Albert Dupontel se démasque
Il a forcément vanné son public rencontré après la projection de son nouveau film Au revoir làhaut, au Pathé Liberté à Toulon. Albert Dupontel gagne de la hauteur en passant à l’adaptation
C omme il l’a dit lui-même, vendredi soir, Albert Dupontel a délaissé (momentanément) le genre « comico-névrotique » qui a fait tout le génie et la folie de ses précédents films pour s’attaquer à la Grande Histoire. Et après le succès remporté par 9
mois ferme (1), c’est à un pavé de 600 pages autour de la Première Guerre mondiale qu’il s’est attaqué : Au revoir là-haut, roman de Pierre Lemaitre, prix Goncourt 2013. Une première adaptation pour l’ex-humoriste, qui l’est resté dans la vie, comme a pu le constater le public du Pathé Liberté à Toulon, après la projection de son film en avant-première. Albert Dupontel s’était déclaré prêt à recevoir «les questions, remarques, critiques, voire insultes ». C’est gêné qu’il a eu les remerciements du genre : «Quand le cinéma
français peine à être bon et original, vous venez de démontrer
le contraire ».« C’est mon petit frère », lançait-il à la salle, après chaque compliment. L’acteur et réalisateur, qui a fait l’actualité, il y a quelques jours, à propos d’un loyer particulièrement avantageux dont bénéficiait sa maison de production pour occuper d’un hôtel particulier à Paris , -il s’en est expliqué depuis et va le quitter-, n’a pas souhaité rencontrer la presse.
Portrait d’artiste
Mais il ne s’est pas montré avare avec son public, débitant l’aventure du film au rythme de mitraillette qu’on lui connaît. C’est à peu près à ce rythme que le spectateur se trouve plongé dans les bombardements des tranchées dès les premières scènes du film.

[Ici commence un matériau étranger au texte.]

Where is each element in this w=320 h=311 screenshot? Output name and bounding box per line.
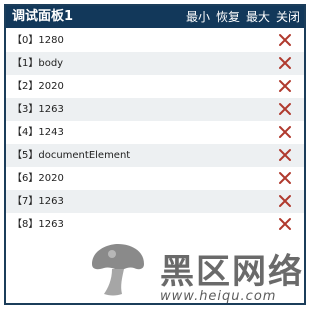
window-controls: 最小 恢复 最大 关闭 bbox=[186, 8, 300, 26]
list-item: 【7】1263 bbox=[6, 190, 304, 213]
close-x-icon[interactable] bbox=[278, 194, 292, 208]
list-item-label: 【5】documentElement bbox=[12, 150, 131, 161]
maximize-button[interactable]: 最大 bbox=[246, 8, 270, 26]
list-item: 【1】body bbox=[6, 52, 304, 75]
list-item-label: 【7】1263 bbox=[12, 196, 64, 207]
close-x-icon[interactable] bbox=[278, 217, 292, 231]
panel-title: 调试面板1 bbox=[12, 9, 74, 24]
close-x-icon[interactable] bbox=[278, 33, 292, 47]
list-item-label: 【4】1243 bbox=[12, 127, 64, 138]
close-x-icon[interactable] bbox=[278, 171, 292, 185]
debug-panel: 调试面板1 最小 恢复 最大 关闭 【0】1280 【1】body 【2】202… bbox=[4, 4, 306, 305]
list-item-label: 【3】1263 bbox=[12, 104, 64, 115]
debug-list: 【0】1280 【1】body 【2】2020 【3】1263 【4】1243 bbox=[6, 29, 304, 236]
close-x-icon[interactable] bbox=[278, 102, 292, 116]
list-item: 【3】1263 bbox=[6, 98, 304, 121]
list-item: 【4】1243 bbox=[6, 121, 304, 144]
mushroom-logo bbox=[92, 244, 144, 296]
watermark: 黑区网络 www.heiqu.com bbox=[80, 234, 304, 304]
watermark-name: 黑区网络 bbox=[160, 252, 304, 292]
restore-button[interactable]: 恢复 bbox=[216, 8, 240, 26]
close-x-icon[interactable] bbox=[278, 125, 292, 139]
list-item: 【5】documentElement bbox=[6, 144, 304, 167]
close-x-icon[interactable] bbox=[278, 56, 292, 70]
watermark-url: www.heiqu.com bbox=[160, 289, 277, 304]
close-button[interactable]: 关闭 bbox=[276, 8, 300, 26]
list-item: 【8】1263 bbox=[6, 213, 304, 236]
list-item-label: 【6】2020 bbox=[12, 173, 64, 184]
list-item: 【6】2020 bbox=[6, 167, 304, 190]
close-x-icon[interactable] bbox=[278, 148, 292, 162]
panel-titlebar[interactable]: 调试面板1 最小 恢复 最大 关闭 bbox=[6, 6, 304, 28]
close-x-icon[interactable] bbox=[278, 79, 292, 93]
list-item-label: 【1】body bbox=[12, 58, 64, 69]
list-item-label: 【2】2020 bbox=[12, 81, 64, 92]
list-item-label: 【8】1263 bbox=[12, 219, 64, 230]
list-item: 【2】2020 bbox=[6, 75, 304, 98]
list-item: 【0】1280 bbox=[6, 29, 304, 52]
minimize-button[interactable]: 最小 bbox=[186, 8, 210, 26]
list-item-label: 【0】1280 bbox=[12, 35, 64, 46]
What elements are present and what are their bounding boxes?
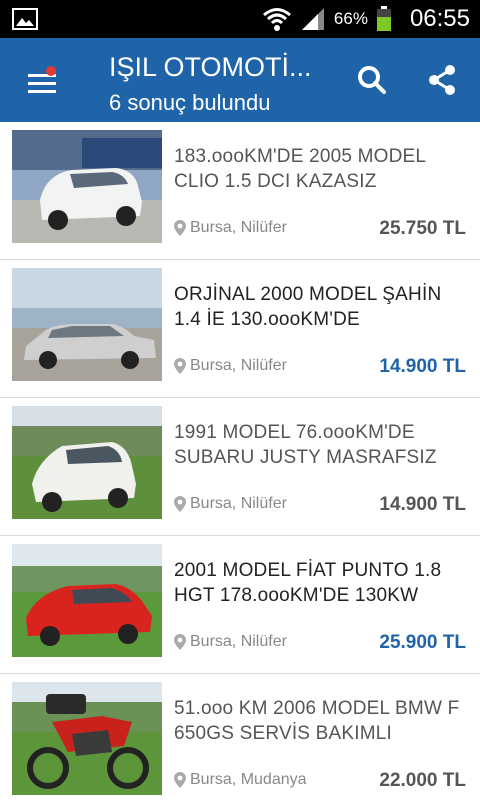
listing-price: 14.900 TL xyxy=(379,494,466,515)
image-notification-icon xyxy=(12,8,38,30)
listing-location: Bursa, Nilüfer xyxy=(174,219,287,237)
location-text: Bursa, Nilüfer xyxy=(190,357,287,374)
listing-title: 1991 MODEL 76.oooKM'DE SUBARU JUSTY MASR… xyxy=(174,422,437,468)
page-title: IŞIL OTOMOTİ... xyxy=(109,52,312,82)
location-pin-icon xyxy=(174,496,186,512)
list-item[interactable]: 183.oooKM'DE 2005 MODEL CLIO 1.5 DCI KAZ… xyxy=(0,122,480,260)
list-item[interactable]: 51.ooo KM 2006 MODEL BMW F 650GS SERVİS … xyxy=(0,674,480,800)
location-text: Bursa, Mudanya xyxy=(190,771,307,788)
car-photo xyxy=(12,544,162,657)
menu-button[interactable] xyxy=(22,64,62,98)
share-icon[interactable] xyxy=(424,62,460,98)
listing-price: 25.750 TL xyxy=(379,218,466,239)
listing-price: 14.900 TL xyxy=(379,356,466,377)
list-item[interactable]: 1991 MODEL 76.oooKM'DE SUBARU JUSTY MASR… xyxy=(0,398,480,536)
battery-percent: 66% xyxy=(333,9,368,28)
motorcycle-photo xyxy=(12,682,162,795)
car-photo xyxy=(12,268,162,381)
clock: 06:55 xyxy=(409,5,470,32)
location-text: Bursa, Nilüfer xyxy=(190,495,287,512)
location-pin-icon xyxy=(174,358,186,374)
listing-title: 51.ooo KM 2006 MODEL BMW F 650GS SERVİS … xyxy=(174,698,460,744)
location-pin-icon xyxy=(174,634,186,650)
listing-title: 183.oooKM'DE 2005 MODEL CLIO 1.5 DCI KAZ… xyxy=(174,146,426,192)
app-bar: IŞIL OTOMOTİ... 6 sonuç bulundu xyxy=(0,38,480,122)
signal-icon xyxy=(301,8,324,30)
notification-dot xyxy=(46,66,56,76)
listing-title: ORJİNAL 2000 MODEL ŞAHİN 1.4 İE 130.oooK… xyxy=(174,284,442,330)
location-text: Bursa, Nilüfer xyxy=(190,633,287,650)
location-pin-icon xyxy=(174,220,186,236)
car-photo xyxy=(12,406,162,519)
wifi-icon xyxy=(262,8,291,31)
result-count: 6 sonuç bulundu xyxy=(109,90,271,115)
location-pin-icon xyxy=(174,772,186,788)
search-icon[interactable] xyxy=(354,62,390,98)
listing-location: Bursa, Nilüfer xyxy=(174,633,287,651)
listing-location: Bursa, Nilüfer xyxy=(174,495,287,513)
status-bar: 66% 06:55 xyxy=(0,0,480,38)
listing-title: 2001 MODEL FİAT PUNTO 1.8 HGT 178.oooKM'… xyxy=(174,560,442,606)
battery-icon xyxy=(376,6,391,31)
listing-location: Bursa, Nilüfer xyxy=(174,357,287,375)
listing-price: 25.900 TL xyxy=(379,632,466,653)
listing-location: Bursa, Mudanya xyxy=(174,771,307,789)
car-photo xyxy=(12,130,162,243)
listing-list: 183.oooKM'DE 2005 MODEL CLIO 1.5 DCI KAZ… xyxy=(0,122,480,800)
listing-price: 22.000 TL xyxy=(379,770,466,791)
location-text: Bursa, Nilüfer xyxy=(190,219,287,236)
list-item[interactable]: 2001 MODEL FİAT PUNTO 1.8 HGT 178.oooKM'… xyxy=(0,536,480,674)
list-item[interactable]: ORJİNAL 2000 MODEL ŞAHİN 1.4 İE 130.oooK… xyxy=(0,260,480,398)
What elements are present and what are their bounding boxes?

Au revoir là-haut est l’histoire d’amitié forte entre deux ex-poilus Albert Maillard (interprété par luimême) et Edouard Péricourt, qui montent ensemble une vaste escroquerie après guerre. Albert Dupontel en fait un portrait d’artiste (Edouard gueule cassée qui se réfugie derrière des masques, interprété par Nahuel Perez Biscayard) empli de cette poésie qui colle à tous ses héros. Le co-scénariste y instille une multitude de ses références : Marcel Duchamp, Picasso, le dessinateur Egon Schiele, ou encore Brassaï, dont il reconstitue les photos dans ses décors du Paris des années 1920, mais aussi Buster Keaton, Chaplin et Marlon Brando. Une atmosphère particulière avec un univers propre, à la Amélie Poulain (l’affiche est du même auteur). Là, où on retrouve comme avant un Dupontel engagé, c’est dans la critique de cette sale guerre. «Maillard et Edouard sont balottés dans une époque cruelle, démente et délirante. Des Edouard, des Albert, il y en a partout aujourd’hui, l’époque est de plus en plus folle. La Première Guerre mondiale, c’est le début d’un suicide humain. Il n’y a rien qui explique cette guerre, qui explique pourquoi l’Europe, qui à l’époque va bien, s’entre-tue comme ça. Il n’y a rien, si ce n’est des montées sociales partout et les dominants qui sont prêts à faire des guerres pour contrer ces montées sociales, et c’est ça qui est choquant », lancera-t-il au public avant de partir. On pourra juste regretter une happy end improbable qui change du livre. Une fin commerciale pour un Albert Dupontel un peu moins vilain ? Pas si sûr.